Je mis ce sentiment de côté, essayant d'avoir l'air calme et confiant alors que j'avançais à travers les hautes herbes, me dirigeant vers la tente blanche s'envolant du centre du siège dirigeant de fortune. C'était comme si je m'approchais de l'œil d'un cyclone, et le vent soufflant violemment à travers les arbres sous le ciel gris n'enlevait rien à cette impression.
« Oh, tu es là. Bien. Je pensais que tu allais être en retard. » Dit Maddie alors que j'entrais, ne levant même pas les yeux du bureau sur lequel elle était penchée.
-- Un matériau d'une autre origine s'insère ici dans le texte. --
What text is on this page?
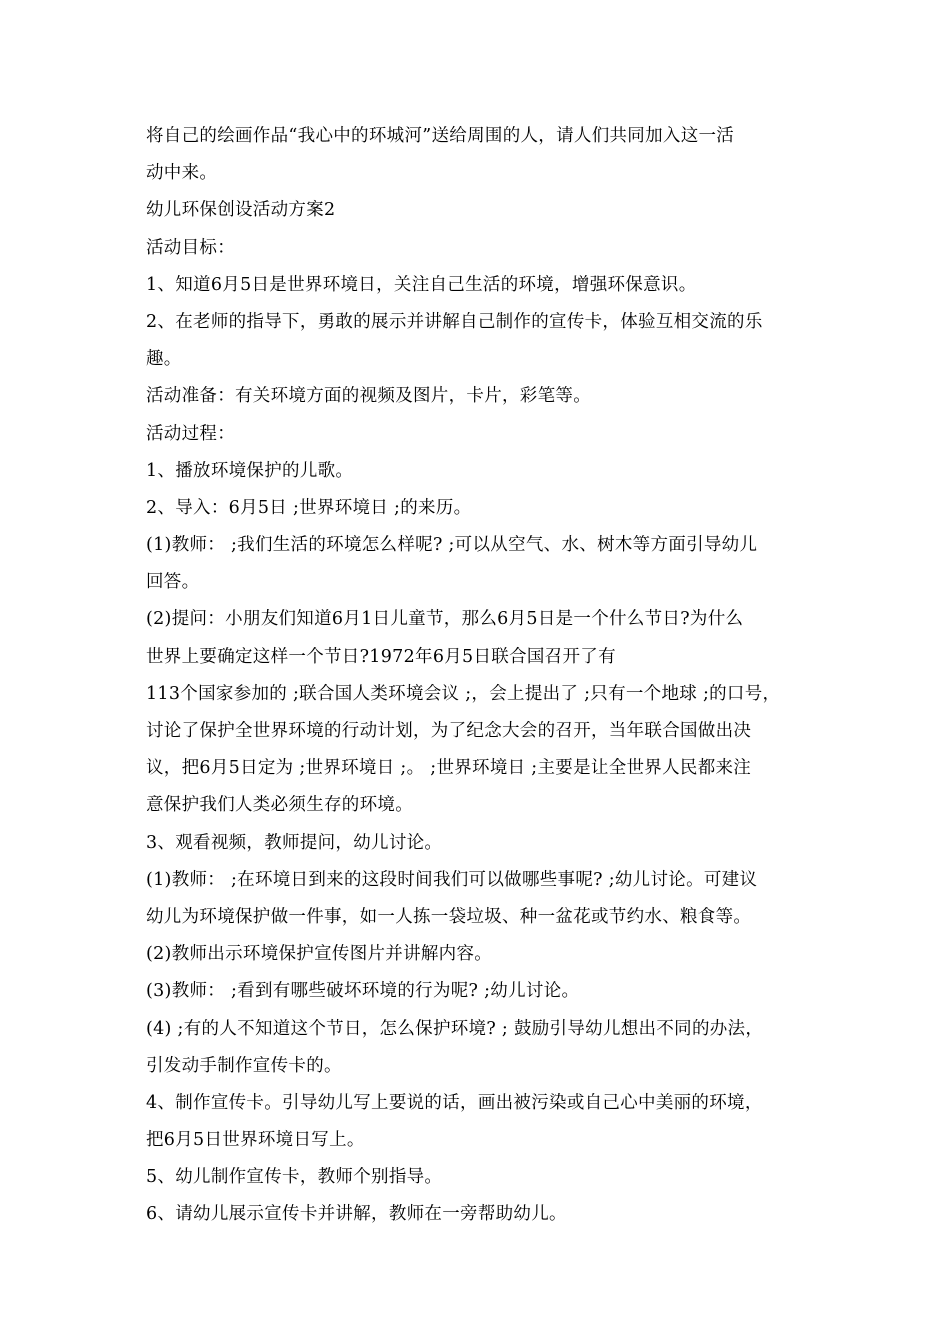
将自己的绘画作品“我心中的环城河”送给周围的人，请人们共同加入这一活
动中来。
幼儿环保创设活动方案2
活动目标：
1、知道6月5日是世界环境日，关注自己生活的环境，增强环保意识。
2、在老师的指导下，勇敢的展示并讲解自己制作的宣传卡，体验互相交流的乐
趣。
活动准备：有关环境方面的视频及图片，卡片，彩笔等。
活动过程：
1、播放环境保护的儿歌。
2、导入：6月5日 ;世界环境日 ;的来历。
(1)教师： ;我们生活的环境怎么样呢? ;可以从空气、水、树木等方面引导幼儿
回答。
(2)提问：小朋友们知道6月1日儿童节，那么6月5日是一个什么节日?为什么
世界上要确定这样一个节日?1972年6月5日联合国召开了有
113个国家参加的 ;联合国人类环境会议 ;，会上提出了 ;只有一个地球 ;的口号，
讨论了保护全世界环境的行动计划，为了纪念大会的召开，当年联合国做出决
议，把6月5日定为 ;世界环境日 ;。 ;世界环境日 ;主要是让全世界人民都来注
意保护我们人类必须生存的环境。
3、观看视频，教师提问，幼儿讨论。
(1)教师： ;在环境日到来的这段时间我们可以做哪些事呢? ;幼儿讨论。可建议
幼儿为环境保护做一件事，如一人拣一袋垃圾、种一盆花或节约水、粮食等。
(2)教师出示环境保护宣传图片并讲解内容。
(3)教师： ;看到有哪些破坏环境的行为呢? ;幼儿讨论。
(4) ;有的人不知道这个节日，怎么保护环境? ; 鼓励引导幼儿想出不同的办法，
引发动手制作宣传卡的。
4、制作宣传卡。引导幼儿写上要说的话，画出被污染或自己心中美丽的环境，
把6月5日世界环境日写上。
5、幼儿制作宣传卡，教师个别指导。
6、请幼儿展示宣传卡并讲解，教师在一旁帮助幼儿。
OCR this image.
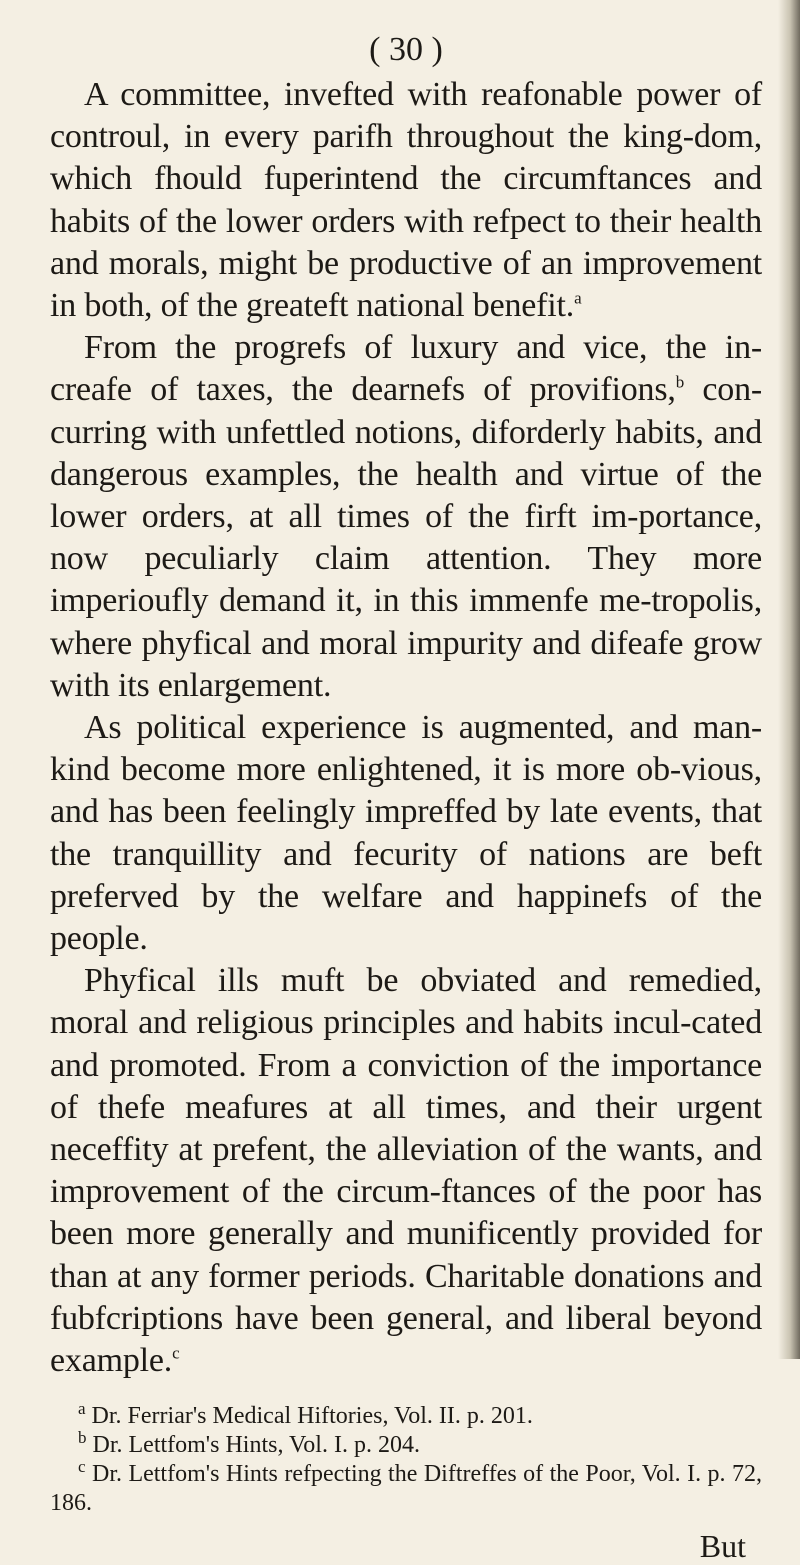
( 30 )

A committee, invefted with reafonable power of controul, in every parifh throughout the king-dom, which fhould fuperintend the circumftances and habits of the lower orders with refpect to their health and morals, might be productive of an improvement in both, of the greateft national benefit.$^a$

From the progrefs of luxury and vice, the in-creafe of taxes, the dearnefs of provifions,$^b$ con-curring with unfettled notions, diforderly habits, and dangerous examples, the health and virtue of the lower orders, at all times of the firft im-portance, now peculiarly claim attention. They more imperioufly demand it, in this immenfe me-tropolis, where phyfical and moral impurity and difeafe grow with its enlargement.

As political experience is augmented, and man-kind become more enlightened, it is more ob-vious, and has been feelingly impreffed by late events, that the tranquillity and fecurity of nations are beft preferved by the welfare and happinefs of the people.

Phyfical ills muft be obviated and remedied, moral and religious principles and habits incul-cated and promoted. From a conviction of the importance of thefe meafures at all times, and their urgent neceffity at prefent, the alleviation of the wants, and improvement of the circum-ftances of the poor has been more generally and munificently provided for than at any former periods. Charitable donations and fubfcriptions have been general, and liberal beyond example.$^c$

$^a$ Dr. Ferriar's Medical Hiftories, Vol. II. p. 201.

$^b$ Dr. Lettfom's Hints, Vol. I. p. 204.

$^c$ Dr. Lettfom's Hints refpecting the Diftreffes of the Poor, Vol. I. p. 72, 186.

But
« On a eu quelques problèmes à voler une voiture »
« D'ailleurs, où est le reste du 'on' ? »
« En train de décharger la voiture, de ce que je sais » Je m'arrêtai, pesant mes mots. « Tu crois qu'on est fous ? D'essayer de faire ça, je veux dire »
Maddie me dévisagea, un rictus se dessinant sur ses lèvres. « Tu as été folle de rejoindre Wrobel. Ceci est suicidaire »
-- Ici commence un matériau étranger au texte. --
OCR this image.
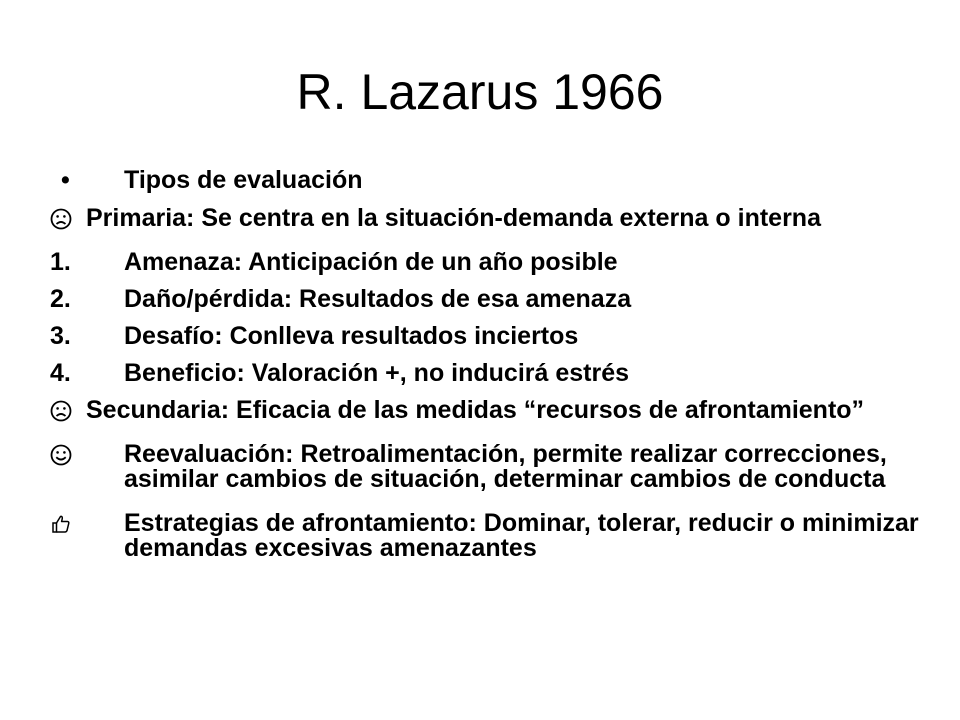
R. Lazarus 1966
• Tipos de evaluación
Primaria: Se centra en la situación-demanda externa o interna
1. Amenaza: Anticipación de un año posible
2. Daño/pérdida: Resultados de esa amenaza
3. Desafío: Conlleva resultados inciertos
4. Beneficio: Valoración +, no inducirá estrés
Secundaria: Eficacia de las medidas “recursos de afrontamiento”
Reevaluación: Retroalimentación, permite realizar correcciones, asimilar cambios de situación, determinar cambios de conducta
Estrategias de afrontamiento: Dominar, tolerar, reducir o minimizar demandas excesivas amenazantes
Un léger bruissement derrière moi fut le seul signe me disant que les autres nous avaient rejointes, jusqu'à ce que Jas parle. « Alors pourquoi est-ce que tu fais ça ? Enfin, tu es libre. Xander n'a pas été marqué ou emmené dans une Ecole. Pourquoi ne pas fuir, laissant le reste du monde faire face à son destin ? »
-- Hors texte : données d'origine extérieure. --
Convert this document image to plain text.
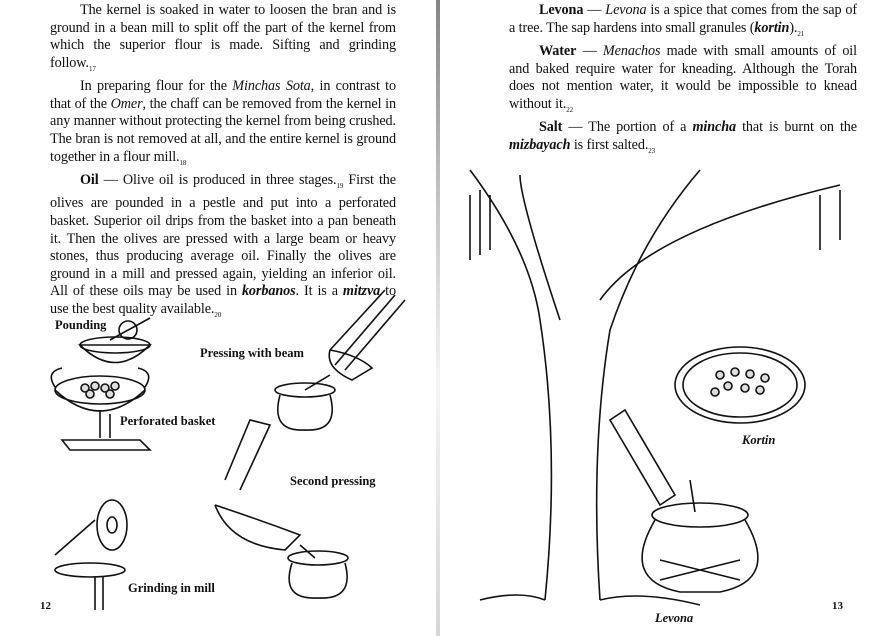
The kernel is soaked in water to loosen the bran and is ground in a bean mill to split off the part of the kernel from which the superior flour is made. Sifting and grinding $follow._{17}$

In preparing flour for the Minchas Sota, in contrast to that of the Omer, the chaff can be removed from the kernel in any manner without protecting the kernel from being crushed. The bran is not removed at all, and the entire kernel is ground together in a flour $mill._{18}$

Oil — Olive oil is produced in three $stages._{19}$ First the olives are pounded in a pestle and put into a perforated basket. Superior oil drips from the basket into a pan beneath it. Then the olives are pressed with a large beam or heavy stones, thus producing average oil. Finally the olives are ground in a mill and pressed again, yielding an inferior oil. All of these oils may be used in korbanos. It is a mitzva to use the best quality $available._{20}$

Levona — Levona is a spice that comes from the sap of a tree. The sap hardens into small granules $(kortin)._{21}$

Water — Menachos made with small amounts of oil and baked require water for kneading. Although the Torah does not mention water, it would be impossible to knead without $it._{22}$

Salt — The portion of a mincha that is burnt on the mizbayach is first $salted._{23}$

Pounding
Pressing with beam
Perforated basket
Second pressing
Grinding in mill
12
Kortin
Levona
13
Il y eut une pause angoissante alors que tout le monde regardait Maddie, curieux de savoir sa réponse. Doucement, ça venait, les mots sortirent de sa bouche. « Quand j'étais petite, mes parents sont morts. Ce n'était pas les Evos. Ce n'était pas une sorte d'exécution dramatique ou de double-homicide. Mon père travaillait cent heures par semaine, dormait rarement, ne mangeait jamais. Il tomba malade – très malade. Pas longtemps après, il est mort, ma mère ne fut alors plus capable de mettre à manger sur la table, et tout ce qu'elle arrivait avoir était directement pour Xander ou moi. Parfois, elle était tellement faible, qu'elle ne pouvait quasiment plus bouger. Nous avons essayé de l'aider, mais je n'avais même pas dix ans – je ne pouvais rien faire, surtout alors que Xander était encore trop jeune pour quitter la maison et que je pouvais être emmenée par les Evos. »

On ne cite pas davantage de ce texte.